A comment on Ryser's conjecture for intersecting hypergraphs

Let $\tau(\mathcal{H})$ be the cover number and $\nu(\mathcal{H})$ be the matching number of a hypergraph $\mathcal{H}$. Ryser conjectured that every $r$-partite hypergraph $\mathcal{H}$ satisfies the inequality $\tau(\mathcal{H}) \leq (r-1) \nu (\mathcal{H})$. This conjecture is open for all $r \ge 4$. For intersecting hypergraphs, namely those with $\nu(\mathcal{H})=1$, Ryser's conjecture reduces to $\tau(\mathcal{H}) \leq r-1$. Even this conjecture is extremely difficult and is open for all $r \ge 6$. For infinitely many $r$ there are examples of intersecting $r$-partite hypergraphs with $\tau(\mathcal{H})=r-1$, demonstrating the tightness of the conjecture for such $r$. However, all previously known constructions are not optimal as they use far too many edges.

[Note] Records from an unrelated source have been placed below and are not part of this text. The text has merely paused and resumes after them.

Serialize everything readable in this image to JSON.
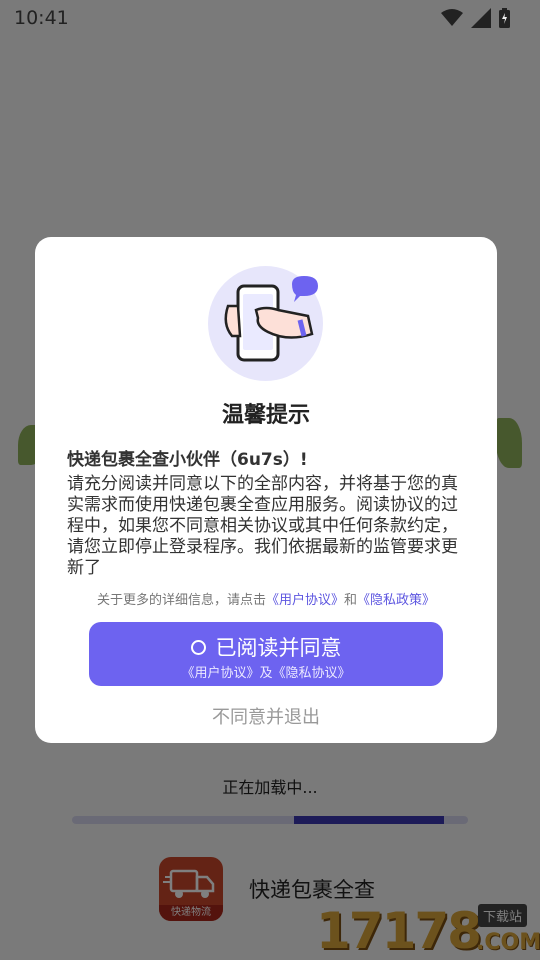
{
  "status_bar": {
    "time": "10:41",
    "icons": [
      "wifi-icon",
      "signal-icon",
      "battery-icon"
    ]
  },
  "background": {
    "loading_text": "正在加载中...",
    "progress": 0.4,
    "app_name": "快递包裹全查",
    "app_logo_text": "快递物流"
  },
  "watermark": {
    "number": "17178",
    "tag": "下载站",
    "com": ".COM"
  },
  "dialog": {
    "title": "温馨提示",
    "greeting": "快递包裹全查小伙伴（6u7s）!",
    "body": "请充分阅读并同意以下的全部内容，并将基于您的真实需求而使用快递包裹全查应用服务。阅读协议的过程中，如果您不同意相关协议或其中任何条款约定，请您立即停止登录程序。我们依据最新的监管要求更新了",
    "more_info_prefix": "关于更多的详细信息，请点击",
    "user_agreement_link": "《用户协议》",
    "and_text": "和",
    "privacy_policy_link": "《隐私政策》",
    "agree_label": "已阅读并同意",
    "agree_sub": "《用户协议》及《隐私协议》",
    "decline_label": "不同意并退出"
  },
  "colors": {
    "accent": "#6d63f0",
    "link": "#5d56e0",
    "progress_fill": "#3a36b0"
  }
}
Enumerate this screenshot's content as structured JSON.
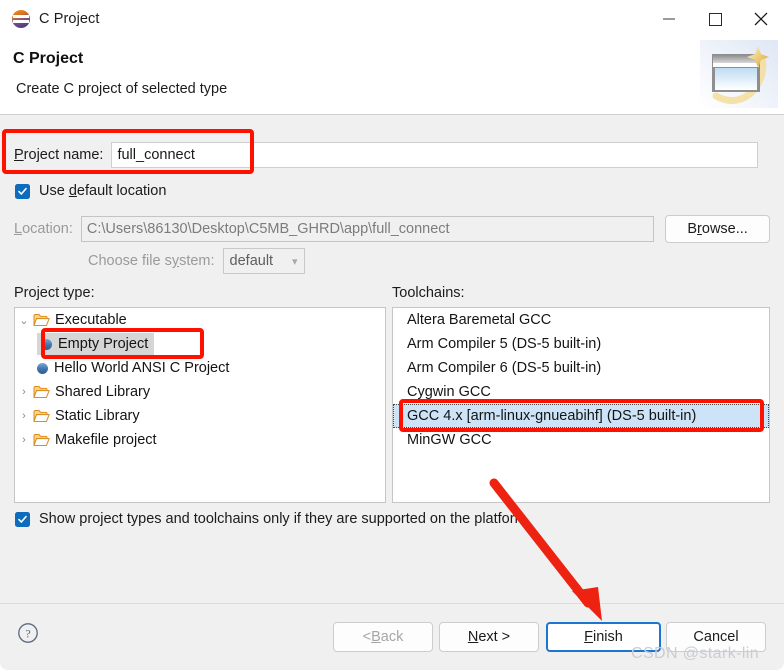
{
  "window": {
    "title": "C Project",
    "icon": "eclipse-icon",
    "controls": {
      "minimize": "minimize-icon",
      "maximize": "maximize-icon",
      "close": "close-icon"
    }
  },
  "header": {
    "title": "C Project",
    "subtitle": "Create C project of selected type",
    "banner_icon": "new-project-wizard-icon"
  },
  "form": {
    "project_name_label": "Project name:",
    "project_name_value": "full_connect",
    "use_default_location_label": "Use default location",
    "use_default_location_checked": true,
    "location_label": "Location:",
    "location_value": "C:\\Users\\86130\\Desktop\\C5MB_GHRD\\app\\full_connect",
    "browse_label": "Browse...",
    "choose_file_system_label": "Choose file system:",
    "file_system_value": "default",
    "file_system_chevron": "chevron-down-icon"
  },
  "project_type": {
    "label": "Project type:",
    "items": [
      {
        "label": "Executable",
        "level": 0,
        "icon": "folder-open-icon",
        "twisty": "chevron-down-icon",
        "selected": false
      },
      {
        "label": "Empty Project",
        "level": 1,
        "icon": "project-dot-icon",
        "twisty": "",
        "selected": true
      },
      {
        "label": "Hello World ANSI C Project",
        "level": 1,
        "icon": "project-dot-icon",
        "twisty": "",
        "selected": false
      },
      {
        "label": "Shared Library",
        "level": 0,
        "icon": "folder-open-icon",
        "twisty": "chevron-right-icon",
        "selected": false
      },
      {
        "label": "Static Library",
        "level": 0,
        "icon": "folder-open-icon",
        "twisty": "chevron-right-icon",
        "selected": false
      },
      {
        "label": "Makefile project",
        "level": 0,
        "icon": "folder-open-icon",
        "twisty": "chevron-right-icon",
        "selected": false
      }
    ]
  },
  "toolchains": {
    "label": "Toolchains:",
    "items": [
      {
        "label": "Altera Baremetal GCC",
        "selected": false
      },
      {
        "label": "Arm Compiler 5 (DS-5 built-in)",
        "selected": false
      },
      {
        "label": "Arm Compiler 6 (DS-5 built-in)",
        "selected": false
      },
      {
        "label": "Cygwin GCC",
        "selected": false
      },
      {
        "label": "GCC 4.x [arm-linux-gnueabihf] (DS-5 built-in)",
        "selected": true
      },
      {
        "label": "MinGW GCC",
        "selected": false
      }
    ]
  },
  "options": {
    "show_supported_label": "Show project types and toolchains only if they are supported on the platform",
    "show_supported_checked": true
  },
  "footer": {
    "help_icon": "help-circle-icon",
    "back_label": "< Back",
    "next_label": "Next >",
    "finish_label": "Finish",
    "cancel_label": "Cancel"
  },
  "annotations": {
    "highlight_color": "#ff1100",
    "arrow_color": "#ee2211",
    "watermark": "CSDN @stark-lin"
  }
}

How sparse can an intersecting $r$-partite hypergraph be, given that its cover number is as large as possible, namely $\tau(\mathcal{H}) \ge r-1$? In this paper we solve this question for $r \le 5$, give an almost optimal construction for $r=6$, prove that any $r$-partite intersecting hypergraph with $\tau(H) \ge r-1$ must have at least $(3-\frac{1}{\sqrt{18}})r(1-o(1)) \approx 2.764r(1-o(1))$ edges, and conjecture that there exist constructions with $\Theta(r)$ edges.